Komunitas
Malino Tak Lagi Beautiful: Hutan Gundul, Sampah Berserakan, hingga Sindiran Tempat Berzina
MAKASSARINSIGHT.com, MALINO — Keindahan Malino, kawasan wisata unggulan di Kabupaten Gowa, Sulawesi Selatan, kini tak lagi seindah narasi promosi yang sering digaungkan pemerintah daerah. Wilayah yang dahulu dikenal dengan kesejukan, hutan pinus yang rindang, serta panorama kebun teh yang memukau, kini menghadapi kenyataan pahit: pembalakan liar yang masif, sampah yang menumpuk, hingga predikat miring sebagai “tempat berzina”.

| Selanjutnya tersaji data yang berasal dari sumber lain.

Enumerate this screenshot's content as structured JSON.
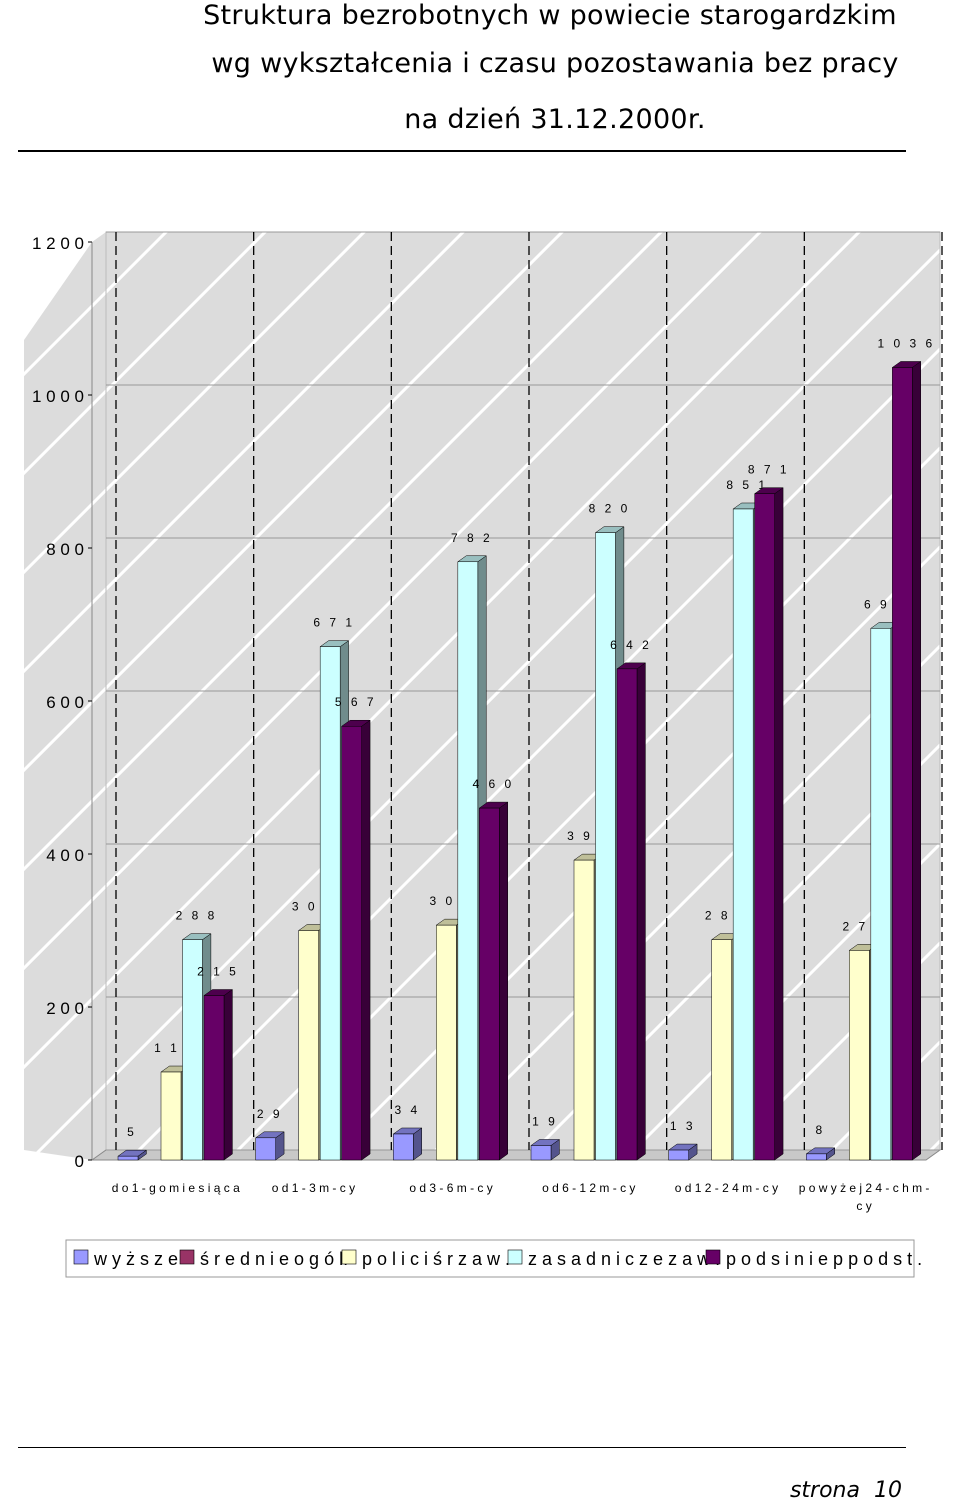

Kondisi tersebut ramai menjadi sorotan di media sosial. Warganet ramai-ramai mengeluhkan wajah baru Malino yang kotor dan semrawut. Ironisnya, tudingan miring justru datang dari publik figur seperti penyanyi dan komedian Raim Laode. Dalam unggahan di media sosialnya, Raim secara blak-blakan menyindir pengunjung Malino bukan lagi tempat wisata keluarga, melainkan “tempat orang-orang pacaran sampai berzina.”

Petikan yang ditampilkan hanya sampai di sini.